Hawai‘i’s new acting Lieutenant Governor says his chief priority is simply ensuring the office continues to run.
Keith Regan, state comptroller and director of the Department of Accounting and General Services, was tapped by Gov. Josh Green to fill in for Lt. Gov. Sylvia Luke after she announced she would take an indefinite unpaid leave of absence last month.
But despite being unexpectedly lifted to the state’s No. 2 office without a single vote, Regan told Aloha State Daily that he sees his new position as an extension of his duties as a public servant.
“I have no political aspirations,” Regan said during an interview Monday. “I’m purely serving in this role as a public servant.”
Regan, who Green appointed as comptroller in 2022, said he understood when he took that job that there was always an outside possibility that he would need to take over the lieutenant governor position — the comptroller position is fifth in the line of succession for that role, behind the Senate president, the House speaker, the attorney general and the director of the state Department of Budget and Finance.
Nonetheless, when Luke made her announcement, Regan said he didn’t expect Green to call him about taking over her role days later.
“When the governor called me in on that Thursday morning to talk about what was transpiring, it was a conversation that — although I wasn’t prepared or expected it to happen — I understood where it was coming from,” Regan said. “And I understood my responsibilities as comptroller and what I would need to do to be able support Lt. Gov. Luke, her team, as well as the governor and the state of Hawai‘i.”
Since then, Regan said he has been acclimatizing to his new role and familiarizing himself with the duties of the office and the ongoing initiatives Luke had been spearheading, such as her “Connect Kākou” high-speed internet project.
“What I’m trying to do is understand how I can help support this [project] and then, at the same time, understand which department could be taking a greater lead in these initiatives so that they could get the support that’s needed,” Regan said.
The critical work, Regan said, is ensuring that the hundreds of documents that pass through the lieutenant governor’s office each week — such as authentication requests for new birth, marriage or death certificates, or name changes — continue through the office with no delay. In addition, he said he also needs to sign off on all new administrative rules adopted by state departments.
Regan said his experience as comptroller, and, before that, his time as the managing director for Maui County, where he lived from childhood until 2019, lends itself well to the lieutenant governor’s office. Both positions, he said, require his attention on a broad range of departmental divisions: at DAGS, he supervises eight divisions within the department, and in Maui he worked with nearly 20 different county departments.
“We do everything from accounting and auditing all the way through to enterprise IT and building new facilities, renovating facilities, handling fleet management, all of our parking garages that are under our control,” Regan said. “So it’s a very broad level of responsibility in the department, which I think helps me by putting me in that mindset and being prepared to take on other challenges, should they present themselves.”
At the same time, Regan must also keep up with DAGS’ work.

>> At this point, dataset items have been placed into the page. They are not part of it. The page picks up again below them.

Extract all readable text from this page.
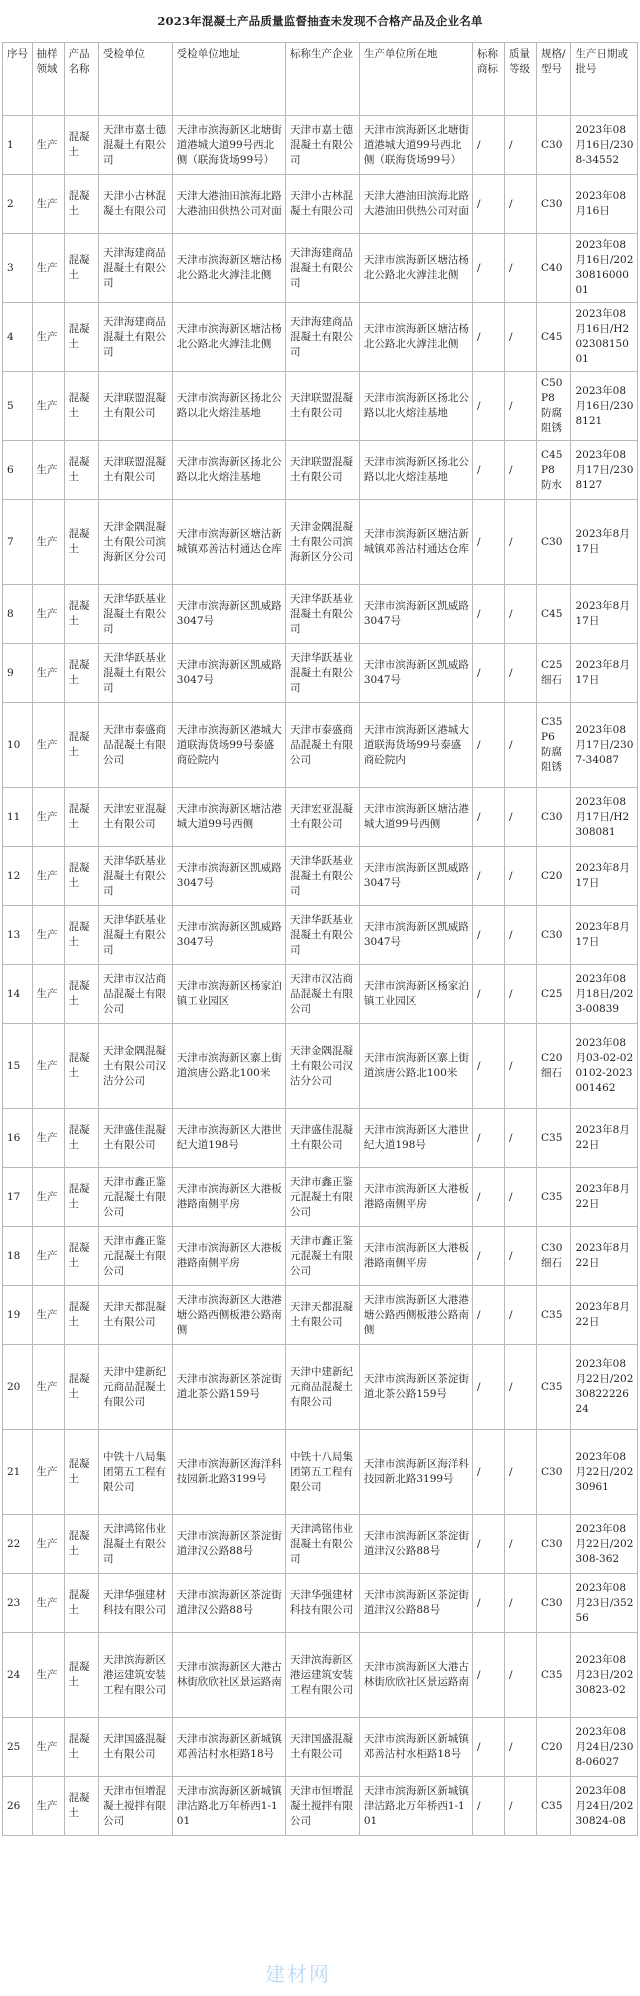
2023年混凝土产品质量监督抽查未发现不合格产品及企业名单
序号	抽样领域	产品名称	受检单位	受检单位地址	标称生产企业	生产单位所在地	标称商标	质量等级	规格/型号	生产日期或批号
1	生产	混凝土	天津市嘉士德混凝土有限公司	天津市滨海新区北塘街道港城大道99号西北侧（联海货场99号）	天津市嘉士德混凝土有限公司	天津市滨海新区北塘街道港城大道99号西北侧（联海货场99号）	/	/	C30	2023年08月16日/2308-34552
2	生产	混凝土	天津小古林混凝土有限公司	天津大港油田滨海北路大港油田供热公司对面	天津小古林混凝土有限公司	天津大港油田滨海北路大港油田供热公司对面	/	/	C30	2023年08月16日
3	生产	混凝土	天津海建商品混凝土有限公司	天津市滨海新区塘沽杨北公路北火滹洼北侧	天津海建商品混凝土有限公司	天津市滨海新区塘沽杨北公路北火滹洼北侧	/	/	C40	2023年08月16日/2023081600001
4	生产	混凝土	天津海建商品混凝土有限公司	天津市滨海新区塘沽杨北公路北火滹洼北侧	天津海建商品混凝土有限公司	天津市滨海新区塘沽杨北公路北火滹洼北侧	/	/	C45	2023年08月16日/H20230815001
5	生产	混凝土	天津联盟混凝土有限公司	天津市滨海新区扬北公路以北火熔洼基地	天津联盟混凝土有限公司	天津市滨海新区扬北公路以北火熔洼基地	/	/	C50 P8 防腐阻锈	2023年08月16日/2308121
6	生产	混凝土	天津联盟混凝土有限公司	天津市滨海新区扬北公路以北火熔洼基地	天津联盟混凝土有限公司	天津市滨海新区扬北公路以北火熔洼基地	/	/	C45 P8 防水	2023年08月17日/2308127
7	生产	混凝土	天津金隅混凝土有限公司滨海新区分公司	天津市滨海新区塘沽新城镇邓善沽村通达仓库	天津金隅混凝土有限公司滨海新区分公司	天津市滨海新区塘沽新城镇邓善沽村通达仓库	/	/	C30	2023年8月17日
8	生产	混凝土	天津华跃基业混凝土有限公司	天津市滨海新区凯威路3047号	天津华跃基业混凝土有限公司	天津市滨海新区凯威路3047号	/	/	C45	2023年8月17日
9	生产	混凝土	天津华跃基业混凝土有限公司	天津市滨海新区凯威路3047号	天津华跃基业混凝土有限公司	天津市滨海新区凯威路3047号	/	/	C25 细石	2023年8月17日
10	生产	混凝土	天津市泰盛商品混凝土有限公司	天津市滨海新区港城大道联海货场99号泰盛商砼院内	天津市泰盛商品混凝土有限公司	天津市滨海新区港城大道联海货场99号泰盛商砼院内	/	/	C35 P6 防腐阻锈	2023年08月17日/2307-34087
11	生产	混凝土	天津宏亚混凝土有限公司	天津市滨海新区塘沽港城大道99号西侧	天津宏亚混凝土有限公司	天津市滨海新区塘沽港城大道99号西侧	/	/	C30	2023年08月17日/H2308081
12	生产	混凝土	天津华跃基业混凝土有限公司	天津市滨海新区凯威路3047号	天津华跃基业混凝土有限公司	天津市滨海新区凯威路3047号	/	/	C20	2023年8月17日
13	生产	混凝土	天津华跃基业混凝土有限公司	天津市滨海新区凯威路3047号	天津华跃基业混凝土有限公司	天津市滨海新区凯威路3047号	/	/	C30	2023年8月17日
14	生产	混凝土	天津市汉沽商品混凝土有限公司	天津市滨海新区杨家泊镇工业园区	天津市汉沽商品混凝土有限公司	天津市滨海新区杨家泊镇工业园区	/	/	C25	2023年08月18日/2023-00839
15	生产	混凝土	天津金隅混凝土有限公司汉沽分公司	天津市滨海新区寨上街道滨唐公路北100米	天津金隅混凝土有限公司汉沽分公司	天津市滨海新区寨上街道滨唐公路北100米	/	/	C20 细石	2023年08月03-02-020102-2023001462
16	生产	混凝土	天津盛佳混凝土有限公司	天津市滨海新区大港世纪大道198号	天津盛佳混凝土有限公司	天津市滨海新区大港世纪大道198号	/	/	C35	2023年8月22日
17	生产	混凝土	天津市鑫正鉴元混凝土有限公司	天津市滨海新区大港板港路南侧平房	天津市鑫正鉴元混凝土有限公司	天津市滨海新区大港板港路南侧平房	/	/	C35	2023年8月22日
18	生产	混凝土	天津市鑫正鉴元混凝土有限公司	天津市滨海新区大港板港路南侧平房	天津市鑫正鉴元混凝土有限公司	天津市滨海新区大港板港路南侧平房	/	/	C30 细石	2023年8月22日
19	生产	混凝土	天津天都混凝土有限公司	天津市滨海新区大港港塘公路西侧板港公路南侧	天津天都混凝土有限公司	天津市滨海新区大港港塘公路西侧板港公路南侧	/	/	C35	2023年8月22日
20	生产	混凝土	天津中建新纪元商品混凝土有限公司	天津市滨海新区茶淀街道北茶公路159号	天津中建新纪元商品混凝土有限公司	天津市滨海新区茶淀街道北茶公路159号	/	/	C35	2023年08月22日/2023082222624
21	生产	混凝土	中铁十八局集团第五工程有限公司	天津市滨海新区海洋科技园新北路3199号	中铁十八局集团第五工程有限公司	天津市滨海新区海洋科技园新北路3199号	/	/	C30	2023年08月22日/20230961
22	生产	混凝土	天津鸿铭伟业混凝土有限公司	天津市滨海新区茶淀街道津汉公路88号	天津鸿铭伟业混凝土有限公司	天津市滨海新区茶淀街道津汉公路88号	/	/	C30	2023年08月22日/202308-362
23	生产	混凝土	天津华强建材科技有限公司	天津市滨海新区茶淀街道津汉公路88号	天津华强建材科技有限公司	天津市滨海新区茶淀街道津汉公路88号	/	/	C30	2023年08月23日/35256
24	生产	混凝土	天津滨海新区港运建筑安装工程有限公司	天津市滨海新区大港古林街欣欣社区景运路南	天津滨海新区港运建筑安装工程有限公司	天津市滨海新区大港古林街欣欣社区景运路南	/	/	C35	2023年08月23日/20230823-02
25	生产	混凝土	天津国盛混凝土有限公司	天津市滨海新区新城镇邓善沽村水柜路18号	天津国盛混凝土有限公司	天津市滨海新区新城镇邓善沽村水柜路18号	/	/	C20	2023年08月24日/2308-06027
26	生产	混凝土	天津市恒增混凝土搅拌有限公司	天津市滨海新区新城镇津沽路北万年桥西1-101	天津市恒增混凝土搅拌有限公司	天津市滨海新区新城镇津沽路北万年桥西1-101	/	/	C35	2023年08月24日/20230824-08
建材网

While Deputy Comptroller Meoh-Leng Silliman has been temporarily elevated to Acting Comptroller during Luke’s leave of absence, Regan remains in the state comptroller role; with no pay increase, he added.
“It’s kind of like they got a two-for-one deal,” Regan joked.
Regan said his workdays begin at about 6 a.m., and he spends the first two or three hours at DAGS, reviewing and signing documents and providing guidance as needed, and then heading to the Capitol to do lieutenant governor work. Nonetheless, he said he still checks in on DAGS throughout the day.
While Regan said his workdays ostensibly end at 4:30 or 5 p.m., he added that even at home he often spends a few hours following up on emails and other work. The legislative session, which ends this week, is a particularly busy time, he said, requiring him to review and sign off on a lot of testimony for the lieutenant governor’s office, which is work that typically can’t wait.
“It’s just something that’s absolutely necessary, and it’s my commitment as a public servant to do these things, and that’s why we sign up for these jobs, right?” Regan said.
While it isn’t clear how long Regan will remain acting lieutenant governor — and he added that he can’t sustain his current pace of work indefinitely — he said he intends to “do the best job that [he] possibly can,” whether it’s just for another week, or until the end of Luke’s term.
And after that, if Green, or whoever becomes governor following this year’s election, asks him to continue as comptroller, Regan said he would be “honored” to do so.